昼食の最中に、妙なところを神崎に褒められた。


綺麗と言われて、否定すればいいのか喜んでいいのかどうかよくわからなくて、口のなかのものを飲み込むだけに抑えた。


「神崎さん、どう?お口に合うかしら」

「はい、とっても美味しいです」

「それはよかった。ねぇ、一日中家に籠って退屈じゃあないかしら?」

「いいえ、楽しいです。とても」

動揺する俺をよそに、沙織さんと神崎は何事もないように会話をしている。

和気あいあいと会話をする2人を横目に俺は飯をかき込んだ。


「ごちそうさま。先部屋に戻ってるから」


それだけ言って食器を下げる。

神崎の顔を見ないようにして廊下に出ると、ようやく一息つけた。



(箸の持ち方、綺麗ですね)


先程言われた言葉を思い出して、無性に恥ずかしいようなむず痒いような感覚に襲われる。自分の部屋に入ると、そのままずるずるとへたり込んだ。


……綺麗と言われた箸の持ち方は、片親だからと馬鹿にされないために沙織さんに必要異常に躾られたせいだろう。

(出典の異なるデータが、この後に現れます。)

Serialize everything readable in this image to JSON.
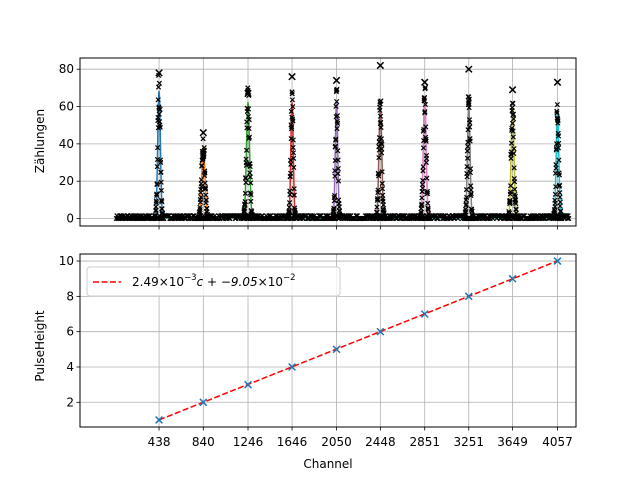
{
  "chart_data": [
    {
      "type": "scatter",
      "ylabel": "Zählungen",
      "xlabel": "",
      "ylim": [
        -4,
        86
      ],
      "yticks": [
        0,
        20,
        40,
        60,
        80
      ],
      "xticks": [
        438,
        840,
        1246,
        1646,
        2050,
        2448,
        2851,
        3251,
        3649,
        4057
      ],
      "grid": true,
      "marker": "x",
      "peaks": [
        {
          "center": 438,
          "height": 68,
          "max_marker": 78,
          "sigma": 12,
          "color": "#1f77b4"
        },
        {
          "center": 840,
          "height": 38,
          "max_marker": 46,
          "sigma": 15,
          "color": "#ff7f0e"
        },
        {
          "center": 1246,
          "height": 62,
          "max_marker": 67,
          "sigma": 14,
          "color": "#2ca02c"
        },
        {
          "center": 1646,
          "height": 62,
          "max_marker": 76,
          "sigma": 11,
          "color": "#d62728"
        },
        {
          "center": 2050,
          "height": 62,
          "max_marker": 74,
          "sigma": 11,
          "color": "#9467bd"
        },
        {
          "center": 2448,
          "height": 60,
          "max_marker": 82,
          "sigma": 13,
          "color": "#8c564b"
        },
        {
          "center": 2851,
          "height": 65,
          "max_marker": 73,
          "sigma": 13,
          "color": "#e377c2"
        },
        {
          "center": 3251,
          "height": 60,
          "max_marker": 80,
          "sigma": 12,
          "color": "#7f7f7f"
        },
        {
          "center": 3649,
          "height": 59,
          "max_marker": 69,
          "sigma": 13,
          "color": "#bcbd22"
        },
        {
          "center": 4057,
          "height": 57,
          "max_marker": 73,
          "sigma": 12,
          "color": "#17becf"
        }
      ],
      "baseline_level": 1.5,
      "x_range": [
        50,
        4160
      ]
    },
    {
      "type": "scatter",
      "xlabel": "Channel",
      "ylabel": "PulseHeight",
      "ylim": [
        0.6,
        10.4
      ],
      "yticks": [
        2,
        4,
        6,
        8,
        10
      ],
      "xticks": [
        438,
        840,
        1246,
        1646,
        2050,
        2448,
        2851,
        3251,
        3649,
        4057
      ],
      "grid": true,
      "series": [
        {
          "marker": "x",
          "color": "#1f77b4",
          "x": [
            438,
            840,
            1246,
            1646,
            2050,
            2448,
            2851,
            3251,
            3649,
            4057
          ],
          "y": [
            1,
            2,
            3,
            4,
            5,
            6,
            7,
            8,
            9,
            10
          ]
        }
      ],
      "fit": {
        "slope": 0.00249,
        "intercept": -0.0905,
        "color": "#ff0000",
        "style": "dashed",
        "x_range": [
          438,
          4057
        ]
      },
      "legend": {
        "placement": "top-left",
        "label_prefix": "2.49",
        "label_exp1": "−3",
        "label_mid": "c + −9.05",
        "label_exp2": "−2"
      }
    }
  ]
}
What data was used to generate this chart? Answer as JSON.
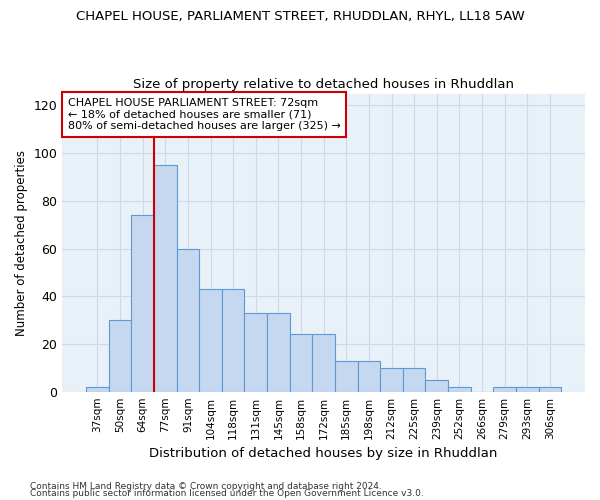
{
  "title": "CHAPEL HOUSE, PARLIAMENT STREET, RHUDDLAN, RHYL, LL18 5AW",
  "subtitle": "Size of property relative to detached houses in Rhuddlan",
  "xlabel": "Distribution of detached houses by size in Rhuddlan",
  "ylabel": "Number of detached properties",
  "categories": [
    "37sqm",
    "50sqm",
    "64sqm",
    "77sqm",
    "91sqm",
    "104sqm",
    "118sqm",
    "131sqm",
    "145sqm",
    "158sqm",
    "172sqm",
    "185sqm",
    "198sqm",
    "212sqm",
    "225sqm",
    "239sqm",
    "252sqm",
    "266sqm",
    "279sqm",
    "293sqm",
    "306sqm"
  ],
  "values": [
    2,
    30,
    74,
    95,
    60,
    43,
    43,
    33,
    33,
    24,
    24,
    13,
    13,
    10,
    10,
    5,
    2,
    0,
    2,
    2,
    2
  ],
  "bar_color": "#c5d8f0",
  "bar_edge_color": "#5b9bd5",
  "vline_x": 2.5,
  "vline_color": "#cc0000",
  "annotation_title": "CHAPEL HOUSE PARLIAMENT STREET: 72sqm",
  "annotation_line1": "← 18% of detached houses are smaller (71)",
  "annotation_line2": "80% of semi-detached houses are larger (325) →",
  "annotation_box_color": "#ffffff",
  "annotation_box_edge": "#cc0000",
  "ylim": [
    0,
    125
  ],
  "yticks": [
    0,
    20,
    40,
    60,
    80,
    100,
    120
  ],
  "grid_color": "#d0d8e8",
  "bg_color": "#e8f0f8",
  "fig_bg": "#ffffff",
  "footnote1": "Contains HM Land Registry data © Crown copyright and database right 2024.",
  "footnote2": "Contains public sector information licensed under the Open Government Licence v3.0."
}
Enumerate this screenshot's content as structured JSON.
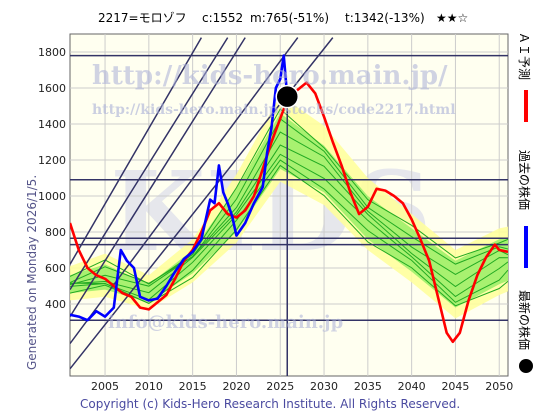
{
  "header": {
    "code_name": "2217=モロゾフ",
    "current": "c:1552",
    "min": "m:765(-51%)",
    "target": "t:1342(-13%)",
    "rating": "★★☆"
  },
  "side_text": "Generated on Monday 2026/1/5.",
  "footer": "Copyright (c) Kids-Hero Research Institute. All Rights Reserved.",
  "watermarks": {
    "url_main": "http://kids-hero.main.jp/",
    "url_code": "http://kids-hero.main.jp/stocks/code2217.html",
    "big": "KIDS",
    "email": "info@kids-hero.main.jp"
  },
  "legend": [
    {
      "label": "ＡＩ予測",
      "color": "#ff0000"
    },
    {
      "label": "過去の株価",
      "color": "#0000ff"
    },
    {
      "label": "最新の株価",
      "color": "#000000"
    }
  ],
  "colors": {
    "band_outer": "#ffff99",
    "band_inner": "#99ee66",
    "green_lines": "#22aa22",
    "ref_lines": "#333366",
    "plot_bg": "#fffff0"
  },
  "chart_data": {
    "type": "line",
    "x_range": [
      2001,
      2051
    ],
    "y_range": [
      0,
      1900
    ],
    "x_ticks": [
      2005,
      2010,
      2015,
      2020,
      2025,
      2030,
      2035,
      2040,
      2045,
      2050
    ],
    "y_ticks": [
      400,
      600,
      800,
      1000,
      1200,
      1400,
      1600,
      1800
    ],
    "grid": true,
    "current_point": {
      "x": 2025.8,
      "y": 1552
    },
    "vertical_marker_x": 2025.8,
    "horizontal_levels": [
      1780,
      1090,
      765,
      730,
      310
    ],
    "series": [
      {
        "name": "ＡＩ予測",
        "color": "#ff0000",
        "points": [
          [
            2001,
            850
          ],
          [
            2002,
            700
          ],
          [
            2003,
            600
          ],
          [
            2004,
            560
          ],
          [
            2005,
            540
          ],
          [
            2006,
            500
          ],
          [
            2007,
            460
          ],
          [
            2008,
            440
          ],
          [
            2009,
            380
          ],
          [
            2010,
            370
          ],
          [
            2011,
            410
          ],
          [
            2012,
            450
          ],
          [
            2013,
            540
          ],
          [
            2014,
            640
          ],
          [
            2015,
            700
          ],
          [
            2016,
            800
          ],
          [
            2017,
            920
          ],
          [
            2018,
            960
          ],
          [
            2019,
            900
          ],
          [
            2020,
            880
          ],
          [
            2021,
            920
          ],
          [
            2022,
            1000
          ],
          [
            2023,
            1150
          ],
          [
            2024,
            1300
          ],
          [
            2025,
            1430
          ],
          [
            2026,
            1560
          ],
          [
            2027,
            1590
          ],
          [
            2028,
            1630
          ],
          [
            2029,
            1570
          ],
          [
            2030,
            1440
          ],
          [
            2031,
            1300
          ],
          [
            2032,
            1170
          ],
          [
            2033,
            1020
          ],
          [
            2034,
            900
          ],
          [
            2035,
            940
          ],
          [
            2036,
            1040
          ],
          [
            2037,
            1030
          ],
          [
            2038,
            1000
          ],
          [
            2039,
            960
          ],
          [
            2040,
            870
          ],
          [
            2041,
            760
          ],
          [
            2042,
            640
          ],
          [
            2043,
            440
          ],
          [
            2044,
            240
          ],
          [
            2044.7,
            190
          ],
          [
            2045.5,
            240
          ],
          [
            2046.5,
            420
          ],
          [
            2047.5,
            560
          ],
          [
            2048.5,
            660
          ],
          [
            2049.5,
            730
          ],
          [
            2050,
            700
          ],
          [
            2051,
            690
          ]
        ]
      },
      {
        "name": "過去の株価",
        "color": "#0000ff",
        "points": [
          [
            2001,
            340
          ],
          [
            2002,
            330
          ],
          [
            2003,
            310
          ],
          [
            2004,
            360
          ],
          [
            2005,
            330
          ],
          [
            2006,
            380
          ],
          [
            2006.8,
            700
          ],
          [
            2007.5,
            640
          ],
          [
            2008.3,
            600
          ],
          [
            2009,
            440
          ],
          [
            2010,
            420
          ],
          [
            2011,
            430
          ],
          [
            2012,
            500
          ],
          [
            2013,
            580
          ],
          [
            2014,
            650
          ],
          [
            2015,
            690
          ],
          [
            2016,
            760
          ],
          [
            2017,
            980
          ],
          [
            2017.5,
            960
          ],
          [
            2018,
            1170
          ],
          [
            2018.5,
            1020
          ],
          [
            2019,
            960
          ],
          [
            2019.5,
            890
          ],
          [
            2020,
            780
          ],
          [
            2021,
            850
          ],
          [
            2022,
            960
          ],
          [
            2023,
            1050
          ],
          [
            2023.5,
            1240
          ],
          [
            2024,
            1380
          ],
          [
            2024.5,
            1600
          ],
          [
            2025,
            1650
          ],
          [
            2025.4,
            1780
          ],
          [
            2025.8,
            1552
          ]
        ]
      }
    ],
    "bands": [
      {
        "name": "outer",
        "color": "#ffff99",
        "upper": [
          [
            2001,
            610
          ],
          [
            2005,
            680
          ],
          [
            2010,
            560
          ],
          [
            2015,
            760
          ],
          [
            2020,
            1120
          ],
          [
            2025,
            1560
          ],
          [
            2030,
            1390
          ],
          [
            2035,
            1100
          ],
          [
            2040,
            900
          ],
          [
            2045,
            700
          ],
          [
            2050,
            820
          ],
          [
            2051,
            830
          ]
        ],
        "lower": [
          [
            2001,
            420
          ],
          [
            2005,
            440
          ],
          [
            2010,
            370
          ],
          [
            2015,
            520
          ],
          [
            2020,
            740
          ],
          [
            2025,
            1080
          ],
          [
            2030,
            950
          ],
          [
            2035,
            700
          ],
          [
            2040,
            520
          ],
          [
            2045,
            320
          ],
          [
            2050,
            450
          ],
          [
            2051,
            470
          ]
        ]
      },
      {
        "name": "inner",
        "color": "#99ee66",
        "upper": [
          [
            2001,
            560
          ],
          [
            2005,
            620
          ],
          [
            2010,
            510
          ],
          [
            2015,
            700
          ],
          [
            2020,
            1040
          ],
          [
            2025,
            1460
          ],
          [
            2030,
            1280
          ],
          [
            2035,
            1000
          ],
          [
            2040,
            820
          ],
          [
            2045,
            640
          ],
          [
            2050,
            760
          ],
          [
            2051,
            770
          ]
        ],
        "lower": [
          [
            2001,
            460
          ],
          [
            2005,
            480
          ],
          [
            2010,
            410
          ],
          [
            2015,
            570
          ],
          [
            2020,
            800
          ],
          [
            2025,
            1150
          ],
          [
            2030,
            1020
          ],
          [
            2035,
            760
          ],
          [
            2040,
            580
          ],
          [
            2045,
            380
          ],
          [
            2050,
            510
          ],
          [
            2051,
            530
          ]
        ]
      }
    ]
  }
}
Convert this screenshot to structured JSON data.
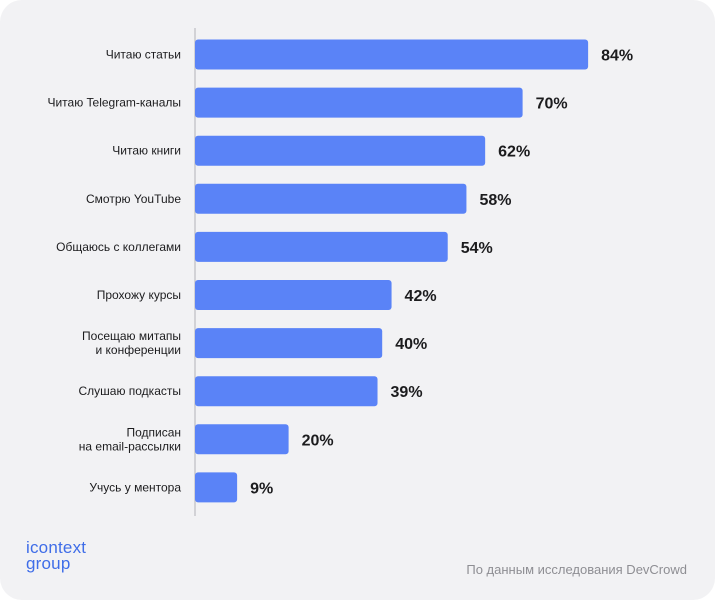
{
  "chart_data": {
    "type": "bar",
    "orientation": "horizontal",
    "categories": [
      [
        "Читаю статьи"
      ],
      [
        "Читаю Telegram-каналы"
      ],
      [
        "Читаю книги"
      ],
      [
        "Смотрю YouTube"
      ],
      [
        "Общаюсь с коллегами"
      ],
      [
        "Прохожу курсы"
      ],
      [
        "Посещаю митапы",
        "и конференции"
      ],
      [
        "Слушаю подкасты"
      ],
      [
        "Подписан",
        "на email-рассылки"
      ],
      [
        "Учусь у ментора"
      ]
    ],
    "values": [
      84,
      70,
      62,
      58,
      54,
      42,
      40,
      39,
      20,
      9
    ],
    "value_labels": [
      "84%",
      "70%",
      "62%",
      "58%",
      "54%",
      "42%",
      "40%",
      "39%",
      "20%",
      "9%"
    ],
    "xlim": [
      0,
      100
    ],
    "bar_color": "#5a83f7",
    "grid": false
  },
  "brand": {
    "line1": "icontext",
    "line2": "group",
    "color": "#3f6de8"
  },
  "source": "По данным исследования DevCrowd"
}
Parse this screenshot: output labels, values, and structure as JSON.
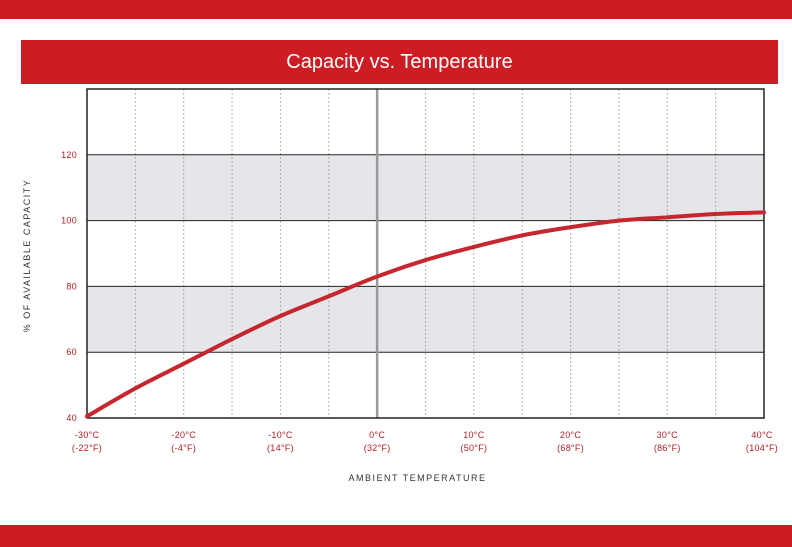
{
  "colors": {
    "brand_red": "#cc1c24",
    "curve": "#c6262e",
    "band": "#e6e6ea",
    "tick_text": "#b01f24",
    "axis_text": "#333333"
  },
  "chart_data": {
    "type": "line",
    "title": "Capacity vs. Temperature",
    "xlabel": "AMBIENT TEMPERATURE",
    "ylabel": "% OF AVAILABLE CAPACITY",
    "xlim": [
      -30,
      40
    ],
    "ylim": [
      40,
      140
    ],
    "y_ticks": [
      40,
      60,
      80,
      100,
      120
    ],
    "y_tick_labels": [
      "40",
      "60",
      "80",
      "100",
      "120"
    ],
    "x_ticks": [
      {
        "celsius": "-30°C",
        "fahrenheit": "(-22°F)",
        "value": -30
      },
      {
        "celsius": "-20°C",
        "fahrenheit": "(-4°F)",
        "value": -20
      },
      {
        "celsius": "-10°C",
        "fahrenheit": "(14°F)",
        "value": -10
      },
      {
        "celsius": "0°C",
        "fahrenheit": "(32°F)",
        "value": 0
      },
      {
        "celsius": "10°C",
        "fahrenheit": "(50°F)",
        "value": 10
      },
      {
        "celsius": "20°C",
        "fahrenheit": "(68°F)",
        "value": 20
      },
      {
        "celsius": "30°C",
        "fahrenheit": "(86°F)",
        "value": 30
      },
      {
        "celsius": "40°C",
        "fahrenheit": "(104°F)",
        "value": 40
      }
    ],
    "shaded_bands": [
      [
        60,
        80
      ],
      [
        100,
        120
      ]
    ],
    "grid": true,
    "series": [
      {
        "x": [
          -30,
          -25,
          -20,
          -15,
          -10,
          -5,
          0,
          5,
          10,
          15,
          20,
          25,
          30,
          35,
          40
        ],
        "y": [
          40.5,
          49,
          56.5,
          64,
          71,
          77,
          83,
          88,
          92,
          95.5,
          98,
          100,
          101,
          102,
          102.5
        ]
      }
    ]
  }
}
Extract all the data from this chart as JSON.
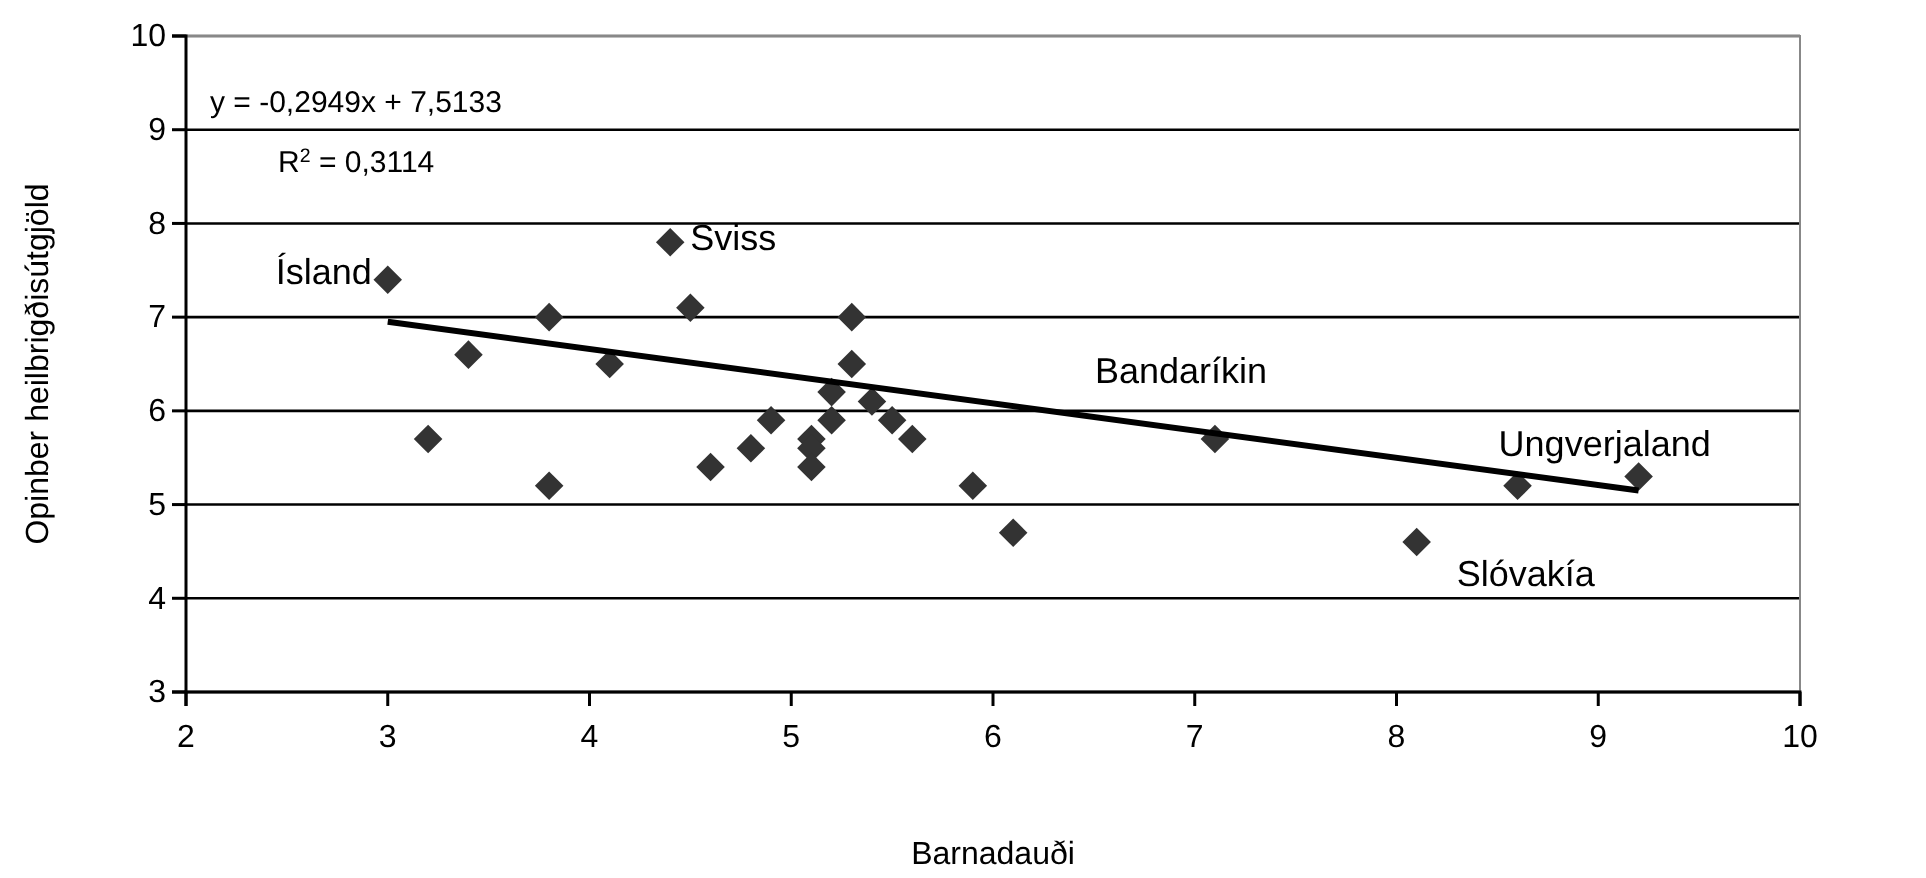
{
  "chart_data": {
    "type": "scatter",
    "xlabel": "Barnadauði",
    "ylabel": "Opinber heilbrigðisútgjöld",
    "xlim": [
      2,
      10
    ],
    "ylim": [
      3,
      10
    ],
    "xticks": [
      2,
      3,
      4,
      5,
      6,
      7,
      8,
      9,
      10
    ],
    "yticks": [
      3,
      4,
      5,
      6,
      7,
      8,
      9,
      10
    ],
    "grid": "y",
    "series": [
      {
        "marker": "diamond",
        "color": "#333333",
        "x": [
          3.0,
          3.2,
          3.4,
          3.8,
          3.8,
          4.1,
          4.4,
          4.5,
          4.6,
          4.8,
          4.9,
          5.1,
          5.1,
          5.1,
          5.2,
          5.2,
          5.3,
          5.3,
          5.4,
          5.5,
          5.6,
          5.9,
          6.1,
          7.1,
          8.1,
          8.6,
          9.2
        ],
        "values": [
          7.4,
          5.7,
          6.6,
          7.0,
          5.2,
          6.5,
          7.8,
          7.1,
          5.4,
          5.6,
          5.9,
          5.7,
          5.6,
          5.4,
          5.9,
          6.2,
          7.0,
          6.5,
          6.1,
          5.9,
          5.7,
          5.2,
          4.7,
          5.7,
          4.6,
          5.2,
          5.3
        ]
      },
      {
        "type": "line",
        "marker": "none",
        "color": "#000000",
        "x": [
          3.0,
          9.2
        ],
        "values": [
          6.95,
          5.15
        ]
      }
    ],
    "annotations": [
      "y = -0,2949x + 7,5133",
      "R$^{2}$ = 0,3114",
      {
        "text": "Ísland",
        "x": 3.0,
        "y": 7.4
      },
      {
        "text": "Sviss",
        "x": 4.4,
        "y": 7.8
      },
      {
        "text": "Bandaríkin",
        "x": 7.1,
        "y": 5.7
      },
      {
        "text": "Ungverjaland",
        "x": 9.2,
        "y": 5.3
      },
      {
        "text": "Slóvakía",
        "x": 8.1,
        "y": 4.6
      }
    ]
  }
}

箸の持ち方に椀の持ち方、いただきますとごちそうさまは必要最低限の食事の作法だと厳しく躾けられたせいか食事の前と後は必ず手を合わせるようになっていた。

昔は行儀が悪いと容赦なく飯抜きにされたこともある。ただのお手伝いさんなのに、沙織さんは本当の母親以上に厳しい人だった。


実の母親はというと、よくも悪くもアメリカ人で、日本の食事の作法なんて無いようなものだったのを思い出す。



……そうして昔のことを考えて、


「……あいつは、今でも変わってないのかな」



思い出すのは、

自分の片割れのことだった……。